Question from chat: I observed that most of the fraud studies were clinical trials, and not other types of studies. Is that true and why would that be the case?

Ben Mol: So my estimate, or actually even Ivan Oransky’s estimate from retraction watch is that 2% of all the medical papers are retracted but from the RCTs, that is 30% and there are 2 reasons for that. RCTs if you do them real are expensive. So the percentage of RCTs in the trustworthy literature is low because it’s so expensive to do them. But if you're going to fabricate, you're not going to be hampered by that, because fabrication of an RCT is equally as cheap as fabrication of a non-RCT so you're going to have much more RCTs in the fabricated stuff. And the second reason to do that is, RCTs are attractive so if you want to increase your publication chances, then you can fabricate a RCT. So that explains for me the 2% into general literature as compared to the 30%, RCTs. And you saw it also in the picture that we made In relation to GDP so Egypt and Iran are just countries that you would not expect there as the number 1 and 2 RCT countries around the world. If you look at the number of papers and number of RCTs in terms of the medal ranking of the Olympics and if you looked at every Olympic games it's always the US, China, Russia and Europe you expect them there, based on their size? But Egypt and Iran are not to be expected there based on their size, and the reason is, fabrication is not costing them.  

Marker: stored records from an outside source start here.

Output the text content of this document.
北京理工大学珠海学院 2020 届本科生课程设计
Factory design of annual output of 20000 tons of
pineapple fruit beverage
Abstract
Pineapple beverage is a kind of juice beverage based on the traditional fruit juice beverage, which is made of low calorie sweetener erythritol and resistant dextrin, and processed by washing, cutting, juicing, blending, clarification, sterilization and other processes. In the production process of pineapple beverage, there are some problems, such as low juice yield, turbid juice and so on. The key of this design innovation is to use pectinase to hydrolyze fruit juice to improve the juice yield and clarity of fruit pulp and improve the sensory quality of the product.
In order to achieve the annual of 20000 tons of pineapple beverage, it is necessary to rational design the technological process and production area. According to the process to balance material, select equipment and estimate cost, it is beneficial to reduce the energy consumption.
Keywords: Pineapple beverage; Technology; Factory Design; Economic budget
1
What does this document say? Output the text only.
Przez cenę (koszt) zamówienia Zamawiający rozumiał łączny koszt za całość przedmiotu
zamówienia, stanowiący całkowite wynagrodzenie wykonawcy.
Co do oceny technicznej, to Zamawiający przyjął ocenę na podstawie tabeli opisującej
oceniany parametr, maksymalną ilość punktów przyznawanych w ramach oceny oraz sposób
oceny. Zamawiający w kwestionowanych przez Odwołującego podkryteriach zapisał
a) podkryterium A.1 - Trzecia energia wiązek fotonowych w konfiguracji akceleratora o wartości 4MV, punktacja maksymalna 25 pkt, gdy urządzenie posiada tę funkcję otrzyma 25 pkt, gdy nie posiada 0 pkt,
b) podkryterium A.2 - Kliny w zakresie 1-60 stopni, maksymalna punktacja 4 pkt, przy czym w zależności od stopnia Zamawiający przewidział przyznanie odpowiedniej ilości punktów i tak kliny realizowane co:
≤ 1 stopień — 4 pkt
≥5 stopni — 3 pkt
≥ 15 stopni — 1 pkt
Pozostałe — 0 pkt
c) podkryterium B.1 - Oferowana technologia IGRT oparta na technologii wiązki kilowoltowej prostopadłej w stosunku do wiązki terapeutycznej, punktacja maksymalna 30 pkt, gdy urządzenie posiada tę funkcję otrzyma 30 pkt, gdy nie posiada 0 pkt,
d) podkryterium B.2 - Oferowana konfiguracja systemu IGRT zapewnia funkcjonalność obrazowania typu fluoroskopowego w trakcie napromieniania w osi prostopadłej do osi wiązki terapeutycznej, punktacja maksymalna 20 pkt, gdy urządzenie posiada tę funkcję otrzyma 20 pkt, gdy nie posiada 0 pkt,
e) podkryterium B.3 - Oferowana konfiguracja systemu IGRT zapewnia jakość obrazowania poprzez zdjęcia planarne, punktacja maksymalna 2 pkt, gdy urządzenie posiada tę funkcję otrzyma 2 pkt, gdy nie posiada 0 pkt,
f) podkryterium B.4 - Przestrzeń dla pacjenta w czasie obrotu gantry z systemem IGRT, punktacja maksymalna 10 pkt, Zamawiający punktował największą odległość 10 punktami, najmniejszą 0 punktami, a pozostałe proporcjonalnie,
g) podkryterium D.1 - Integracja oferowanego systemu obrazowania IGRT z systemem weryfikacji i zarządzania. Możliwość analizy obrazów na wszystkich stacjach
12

Leeza Osipenko: Fabrication and zombie trials. What do people put for funding for zombie trials? My assumptions from your talk is that fabricated trials could have had a proper funder, and if the results were not as impressive they might change a few numbers, and zombie trials, is there any money behind that? No, nothing but that is another reason why these editors and publishers should take action. How can how can you kind of accept that somebody submits an RCT with 1,500 women without any funding right? That is just impossible. I think one of the problems is that the majority of the editors in the publishers don't know what they're talking about themselves. I mean what they let go in terms of papers, everybody can see that that could never happen, but because they don't have enough understanding of research. I really make myself unpopular here. They accept these papers so to say and one criterion should be if you submit a large RCT and you don't have any funding, then you should explain how that happens. That in itself, actually you just enriched my checklist with another item, I'm going to adjust the checklist.